Ne parlo perché è di questa settimana la notizia che l’Assemblea di Lega ha approvato dalla prossima stagione il passaggio a 7 partite di tutte le serie di playoff. Come detto, il merito della decisione mi trova particolarmente d’accordo. Mi sembra però anche di poter dire che il metodo della stessa si presta a qualche considerazione. Il decisionismo in sé è una gran cosa. Ma quello vero consiste nell’aver soppesato tutti i pro e i contro della decisione prima di prenderla. Cosa che non sono sicuro sia avvenuta in questo ed altri casi. Ripeto, il problema non è dividersi tra sostenitori dei playoff a 7 od a 5 od a 3 (come fa la Spagna ad esempio sostenendo che meno durano e più emozionano).

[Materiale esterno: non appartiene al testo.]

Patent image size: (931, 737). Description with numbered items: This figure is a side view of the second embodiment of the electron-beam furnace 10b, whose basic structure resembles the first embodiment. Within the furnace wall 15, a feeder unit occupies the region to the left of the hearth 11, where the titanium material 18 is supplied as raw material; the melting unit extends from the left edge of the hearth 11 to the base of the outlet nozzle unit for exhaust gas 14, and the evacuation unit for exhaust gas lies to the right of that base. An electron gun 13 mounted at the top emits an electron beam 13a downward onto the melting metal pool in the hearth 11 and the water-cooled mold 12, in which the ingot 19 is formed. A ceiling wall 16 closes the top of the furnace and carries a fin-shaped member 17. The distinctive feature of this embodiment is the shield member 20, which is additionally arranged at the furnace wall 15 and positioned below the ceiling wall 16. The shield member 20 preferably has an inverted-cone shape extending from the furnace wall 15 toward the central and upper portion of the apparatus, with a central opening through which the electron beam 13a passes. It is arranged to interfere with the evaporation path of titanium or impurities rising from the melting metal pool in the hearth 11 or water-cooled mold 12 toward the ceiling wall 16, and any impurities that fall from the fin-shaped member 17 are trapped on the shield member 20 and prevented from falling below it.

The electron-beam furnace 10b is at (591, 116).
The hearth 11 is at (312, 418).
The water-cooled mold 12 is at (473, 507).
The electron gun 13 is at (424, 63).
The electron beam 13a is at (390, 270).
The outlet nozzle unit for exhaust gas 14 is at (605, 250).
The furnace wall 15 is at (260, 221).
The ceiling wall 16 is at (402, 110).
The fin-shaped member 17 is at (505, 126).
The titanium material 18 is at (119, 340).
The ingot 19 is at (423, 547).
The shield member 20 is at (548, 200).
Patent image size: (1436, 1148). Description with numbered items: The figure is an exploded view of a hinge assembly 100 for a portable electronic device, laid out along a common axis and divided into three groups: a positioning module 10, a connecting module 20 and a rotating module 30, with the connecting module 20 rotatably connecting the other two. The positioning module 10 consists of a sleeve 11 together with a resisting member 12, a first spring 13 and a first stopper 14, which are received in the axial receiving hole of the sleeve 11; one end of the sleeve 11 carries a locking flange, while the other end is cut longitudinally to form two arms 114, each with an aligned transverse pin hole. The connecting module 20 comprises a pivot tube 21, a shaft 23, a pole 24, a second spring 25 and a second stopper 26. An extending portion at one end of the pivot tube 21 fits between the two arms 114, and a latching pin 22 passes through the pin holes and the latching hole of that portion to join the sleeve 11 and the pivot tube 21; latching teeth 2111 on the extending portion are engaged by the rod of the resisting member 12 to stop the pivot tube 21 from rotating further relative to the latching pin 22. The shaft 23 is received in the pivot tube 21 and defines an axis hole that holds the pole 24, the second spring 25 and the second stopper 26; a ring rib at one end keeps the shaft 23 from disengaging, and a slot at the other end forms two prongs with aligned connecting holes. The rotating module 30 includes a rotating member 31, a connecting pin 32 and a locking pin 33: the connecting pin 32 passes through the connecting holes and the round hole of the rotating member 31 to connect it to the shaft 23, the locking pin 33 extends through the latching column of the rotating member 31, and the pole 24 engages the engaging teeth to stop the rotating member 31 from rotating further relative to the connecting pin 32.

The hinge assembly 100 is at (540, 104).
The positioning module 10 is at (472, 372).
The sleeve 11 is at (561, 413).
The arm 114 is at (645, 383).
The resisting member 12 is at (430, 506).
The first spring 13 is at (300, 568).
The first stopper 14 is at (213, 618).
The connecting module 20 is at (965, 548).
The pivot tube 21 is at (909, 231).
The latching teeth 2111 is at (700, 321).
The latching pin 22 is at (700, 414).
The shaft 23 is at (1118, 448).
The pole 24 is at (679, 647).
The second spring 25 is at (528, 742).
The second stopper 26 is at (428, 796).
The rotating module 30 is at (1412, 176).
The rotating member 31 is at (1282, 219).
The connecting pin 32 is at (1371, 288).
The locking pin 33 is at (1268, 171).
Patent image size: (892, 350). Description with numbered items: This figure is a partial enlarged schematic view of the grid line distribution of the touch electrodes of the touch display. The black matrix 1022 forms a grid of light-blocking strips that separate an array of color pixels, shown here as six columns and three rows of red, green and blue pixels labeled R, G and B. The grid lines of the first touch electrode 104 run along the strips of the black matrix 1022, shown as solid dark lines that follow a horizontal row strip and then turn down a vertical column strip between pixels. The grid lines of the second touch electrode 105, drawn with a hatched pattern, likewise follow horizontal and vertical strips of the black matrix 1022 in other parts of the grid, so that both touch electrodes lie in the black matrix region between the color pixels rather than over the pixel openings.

Si tratterebbe invece di contestualizzare la decisione, di chiedersi se 7 partite ai quarti, oggi, migliorano o peggiorano lo spettacolo. Di sentire tutte le componenti in modo da avere tutte le informazioni. Se la logica è “garantiamoci più incassi” mi pare altamente rispettabile, ma è solo una sfaccettatura di una decisione che ha molteplici ricadute. E poi ci vorrebbe tempo per valutare la strategicità di questi incassi e la loro reale consistenza, soprattutto rispetto alle dimensioni economiche di una intera stagione. Ho paura insomma che manchi la visione generale da cui poi discende tutto. Così si finisce per impantanarsi in discorsi su formule e singoli invece che su strategie e sistemi (vedi altre decisioni dell’Assemblea stessa). Aggiungo qualcosa di più: per agire nel senso cui alludo, è necessario che sia richiesto il contributo di tutti (non dalla sera alla mattina) ma che poi a soppesare i fattori e prendere le decisioni sia un’entità, singola o meno, che ragiona in base a dei criteri prefissati (chiamiamoli “bene comune”). Altrimenti, come succede da sempre, è tutto un rinviare per poi decidere all’improvviso e senza reale convinzione.